A health insurance exchange is a marketplace – virtual or actual – through which small businesses and individuals can learn about their health insurance options and available subsidies. Similar to shopping online, individuals or those looking to purchase benefits for employees of a small business can visit the health benefit exchange website to purchase insurance or learn more about their options.
The Patient Protection and Affordable Care Act, part of the federal health care reform enacted in 2010, requires states to establish health benefit exchanges to be fully operational by 2014. The purpose is to make health care more accessible and to make the process of obtaining coverage easier.
The initial customers of the exchange would be individuals who purchase insurance on their own and small businesses. Exchanges will offer a variety of health plans, as well as information and educational services to help consumers understand their options.
The legislation submitted by Paiva Weed, who represents District 13 of Jamestown and Newport, and is president of the Senate, is known as the Rhode Island Health Benefit Exchange Act. It would establish the exchange in Rhode Island as a quasi-public agency to ensure that it is agile, flexible and responsive in order to be competitive.
Status as a quasi-public agency will also facilitate in obtaining federal funds for staff positions and contracts, while protecting the agency from bad state budget cycles. Further, the exchange must be capable of processing checks or subsidies to qualified businesses and individuals. A quasi-public agency may be more efficient at all of these tasks.
“This is the centerpiece of our health care reform implementation,” said Paiva Weed. “The exchange will create a health benefit marketplace that is fair, competitive, transparent and understandable to individuals and small businesses. It will also have the important job of getting federal subsidies to the people who need them.”
As established in the legislation, an 11-member executive board would govern the Rhode Island Health Benefit Exchange. The legislation explicitly prohibits board members from being employed by or affiliated with an insurer, insurance agency or broker, health care provider, health care facility or clinic.

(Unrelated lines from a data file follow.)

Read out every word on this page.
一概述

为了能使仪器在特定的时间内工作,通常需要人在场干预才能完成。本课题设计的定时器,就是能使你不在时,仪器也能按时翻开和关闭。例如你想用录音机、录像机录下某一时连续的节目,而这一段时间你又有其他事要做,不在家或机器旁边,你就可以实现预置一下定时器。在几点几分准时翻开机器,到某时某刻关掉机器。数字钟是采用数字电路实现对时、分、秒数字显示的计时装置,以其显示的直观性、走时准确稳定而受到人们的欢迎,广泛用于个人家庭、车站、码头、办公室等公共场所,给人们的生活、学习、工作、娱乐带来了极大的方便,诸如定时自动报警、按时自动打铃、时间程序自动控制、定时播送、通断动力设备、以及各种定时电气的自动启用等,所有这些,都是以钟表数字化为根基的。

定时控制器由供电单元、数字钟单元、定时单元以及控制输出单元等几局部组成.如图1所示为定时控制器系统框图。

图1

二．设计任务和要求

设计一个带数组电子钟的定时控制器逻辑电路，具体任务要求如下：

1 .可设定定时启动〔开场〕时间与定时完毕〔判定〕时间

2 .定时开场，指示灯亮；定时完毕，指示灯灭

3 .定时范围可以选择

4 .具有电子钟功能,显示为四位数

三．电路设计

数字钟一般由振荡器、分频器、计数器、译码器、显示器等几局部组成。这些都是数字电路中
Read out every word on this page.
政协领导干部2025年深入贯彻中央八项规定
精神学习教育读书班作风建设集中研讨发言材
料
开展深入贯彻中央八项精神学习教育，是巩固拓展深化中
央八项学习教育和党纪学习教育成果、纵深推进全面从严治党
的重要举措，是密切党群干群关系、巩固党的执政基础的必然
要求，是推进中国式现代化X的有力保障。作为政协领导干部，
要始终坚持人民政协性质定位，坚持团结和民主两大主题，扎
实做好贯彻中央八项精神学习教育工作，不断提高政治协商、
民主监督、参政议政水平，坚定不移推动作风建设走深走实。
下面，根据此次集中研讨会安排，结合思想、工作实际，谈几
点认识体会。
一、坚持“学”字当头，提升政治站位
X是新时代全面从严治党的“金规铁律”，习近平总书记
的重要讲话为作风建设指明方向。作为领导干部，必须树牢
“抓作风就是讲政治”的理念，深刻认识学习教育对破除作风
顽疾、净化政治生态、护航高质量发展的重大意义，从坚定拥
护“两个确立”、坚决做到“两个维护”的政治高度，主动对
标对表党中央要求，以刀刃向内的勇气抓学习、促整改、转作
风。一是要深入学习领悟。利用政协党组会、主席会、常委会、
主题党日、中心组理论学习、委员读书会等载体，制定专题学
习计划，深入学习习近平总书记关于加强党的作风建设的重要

The board would consist of the director of the Department of Administration, the Health Insurance commissioner and the secretary of the Executive Office of Health and Human Services. Also, eight public members would be appointed by the governor with the advice and consent of the Senate, with two members to represent consumer organizations and two members to represent small business.
The remaining appointments will provide expertise in a diverse range of health care areas, including individual health care coverage, small employer health care coverage, health benefits plan administration, health care finance, administering a public or private health care delivery system, and state employee health purchasing.
Paiva Weed noted that the Senate will work to establish the exchange this legislative session to make Rhode Island eligible for additional federal funds available to “early innovator” states.
“The exchange planning grant from the federal government provides Rhode Island with an opportunity to study our marketplace and impact of each decision we make on costs and the marketplace,” Paiva Weed said. “The experts on the exchange board will have the data and be able to analyze it, and the Assembly will then be able to make well informed decisions about issues such as, for example, whether large businesses should utilize the exchange.”